2. Appeler un chat un chat. This saying literally means “to call a cat a cat.” On a deeper level, it means to tell something like it is without any frills or embellishments. No compliment sandwiches here. Tell us how you really feel.
3. Couper la poire en deux. If you’d like to go splitsies on the bill or meet someone halfway in French, you’ll technically be “cutting the pear in half.”
4. Appuyer sur le champignon. Late for a dinner date on the other side of town? While you may feel a bit silly telling your driver this phrase that translates as “to push on the mushroom,” you’ll actually be asking them to accelerate and put the pedal to the metal!
5. Coup de foudre. When retelling the tale of how you met your significant other, feel free to use this expression that translates to a “bolt of lightning” and denotes love at first sight. Ooh la la.
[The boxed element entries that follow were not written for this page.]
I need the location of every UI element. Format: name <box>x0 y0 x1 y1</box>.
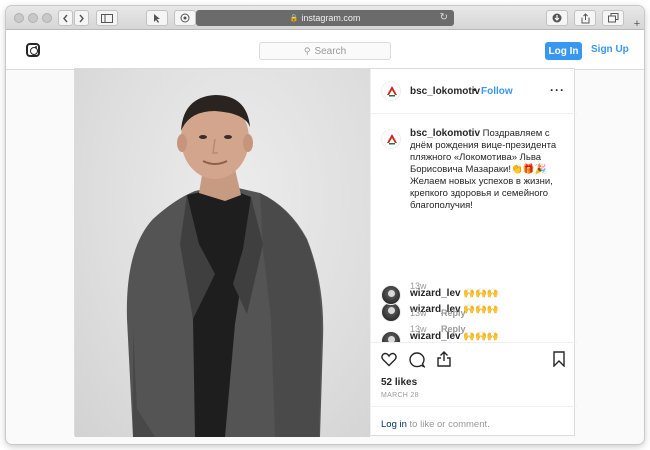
sidebar-icon <box>101 13 113 23</box>
share-icon[interactable] <box>437 351 451 367</box>
chevron-left-icon <box>63 14 68 22</box>
comment-username[interactable]: wizard_lev <box>410 331 461 342</box>
lock-icon: 🔒 <box>289 15 299 22</box>
lokomotiv-logo-icon <box>387 86 397 97</box>
commenter-avatar[interactable] <box>381 285 401 305</box>
caption-username[interactable]: bsc_lokomotiv <box>410 128 480 139</box>
post-header: bsc_lokomotiv • Follow ··· <box>371 69 577 114</box>
chevron-right-icon <box>79 14 84 22</box>
post-date: MARCH 28 <box>381 392 419 399</box>
search-placeholder: Search <box>314 45 347 57</box>
more-options-icon[interactable]: ··· <box>550 83 565 97</box>
comment-item: wizard_lev 🙌🙌🙌 <box>371 331 577 342</box>
likes-count[interactable]: 52 likes <box>381 377 417 388</box>
comment-item: wizard_lev 🙌🙌🙌 13w Reply <box>371 285 577 325</box>
downloads-button[interactable] <box>546 10 568 26</box>
caption-avatar[interactable] <box>381 129 401 149</box>
post-photo[interactable] <box>75 69 370 437</box>
bookmark-icon[interactable] <box>553 351 565 367</box>
commenter-avatar[interactable] <box>381 331 401 342</box>
login-prompt: Log in to like or comment. <box>371 406 577 438</box>
search-input[interactable]: ⚲ Search <box>259 42 391 60</box>
heart-icon[interactable] <box>381 352 397 367</box>
zoom-window-icon[interactable] <box>42 13 52 23</box>
extension-button[interactable] <box>146 10 168 26</box>
browser-toolbar: 🔒 instagram.com ↻ + <box>6 6 644 30</box>
browser-window: 🔒 instagram.com ↻ + ⚲ Search Log In Sign… <box>6 6 644 444</box>
reload-icon[interactable]: ↻ <box>440 12 448 23</box>
follow-button[interactable]: Follow <box>481 86 513 97</box>
signup-link[interactable]: Sign Up <box>591 44 629 55</box>
post-photo-image <box>126 95 324 437</box>
minimize-window-icon[interactable] <box>28 13 38 23</box>
privacy-button[interactable] <box>174 10 196 26</box>
forward-button[interactable] <box>74 10 89 26</box>
back-button[interactable] <box>58 10 73 26</box>
share-icon <box>581 12 589 23</box>
lokomotiv-logo-icon <box>387 134 397 145</box>
close-window-icon[interactable] <box>14 13 24 23</box>
login-button[interactable]: Log In <box>545 42 582 60</box>
author-avatar[interactable] <box>381 81 401 101</box>
comment-text: 🙌🙌🙌 <box>463 331 499 342</box>
author-username[interactable]: bsc_lokomotiv <box>410 86 480 97</box>
cursor-icon <box>153 14 160 23</box>
instagram-header: ⚲ Search Log In Sign Up <box>6 30 644 70</box>
comment-time: 13w <box>410 308 427 318</box>
search-icon: ⚲ <box>303 45 311 56</box>
caption-text: Поздравляем с днём рождения вице-президе… <box>410 128 557 211</box>
shield-icon <box>180 13 190 23</box>
reply-button[interactable]: Reply <box>441 308 466 318</box>
post-actions: 52 likes MARCH 28 Log in to like or comm… <box>371 342 577 437</box>
address-bar-url: instagram.com <box>301 13 361 23</box>
new-tab-icon[interactable]: + <box>630 18 644 30</box>
instagram-logo-icon[interactable] <box>26 43 40 57</box>
login-link[interactable]: Log in <box>381 419 407 430</box>
tabs-icon <box>607 13 618 23</box>
sidebar-toggle-button[interactable] <box>96 10 118 26</box>
download-icon <box>552 13 562 23</box>
address-bar[interactable]: 🔒 instagram.com ↻ <box>196 10 454 26</box>
comment-username[interactable]: wizard_lev <box>410 288 461 299</box>
comment-text: 🙌🙌🙌 <box>463 288 499 299</box>
post-details: bsc_lokomotiv • Follow ··· bsc_lokomotiv… <box>370 69 577 437</box>
comment-icon[interactable] <box>409 352 425 368</box>
caption-item: bsc_lokomotiv Поздравляем с днём рождени… <box>371 114 577 291</box>
separator-dot: • <box>473 85 477 96</box>
tabs-button[interactable] <box>602 10 624 26</box>
share-button[interactable] <box>574 10 596 26</box>
login-prompt-text: to like or comment. <box>406 419 490 430</box>
post-card: bsc_lokomotiv • Follow ··· bsc_lokomotiv… <box>74 68 577 437</box>
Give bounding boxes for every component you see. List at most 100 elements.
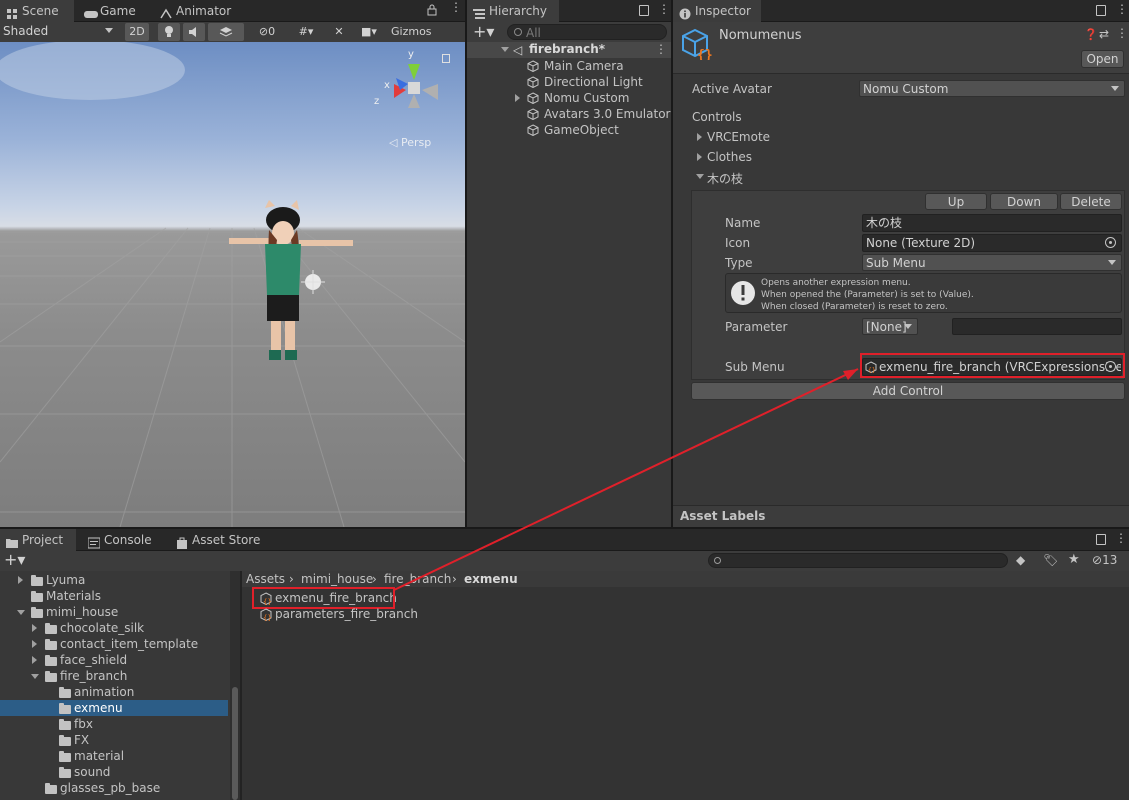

6. Faire la grasse matinée. Use this saying meaning “to have a fat morning” for those lazy Sunday mornings when all you want to do is sleep in. Breakfast in bed, anyone?
7. Se faire une place au soleil. To “find a place in the sun” means to earn your way up. As in, capitalism at its finest.
8. Avoir la tête comme une citrouille. Translating to “having a head the size of a pumpkin,” though there’s no Cinderella tricks here. This saying refers to someone who has a big ego.
9. À la Saint Glin Glin. Signifying “on the day of the Saint Glin Glin,” this phrase means never — because Saint Glin Glin doesn’t exist!
10. The phrase Une guele de bois (or “a face of wood”) = hangover. Green juice? Burger? Fix it with a cure for the curious.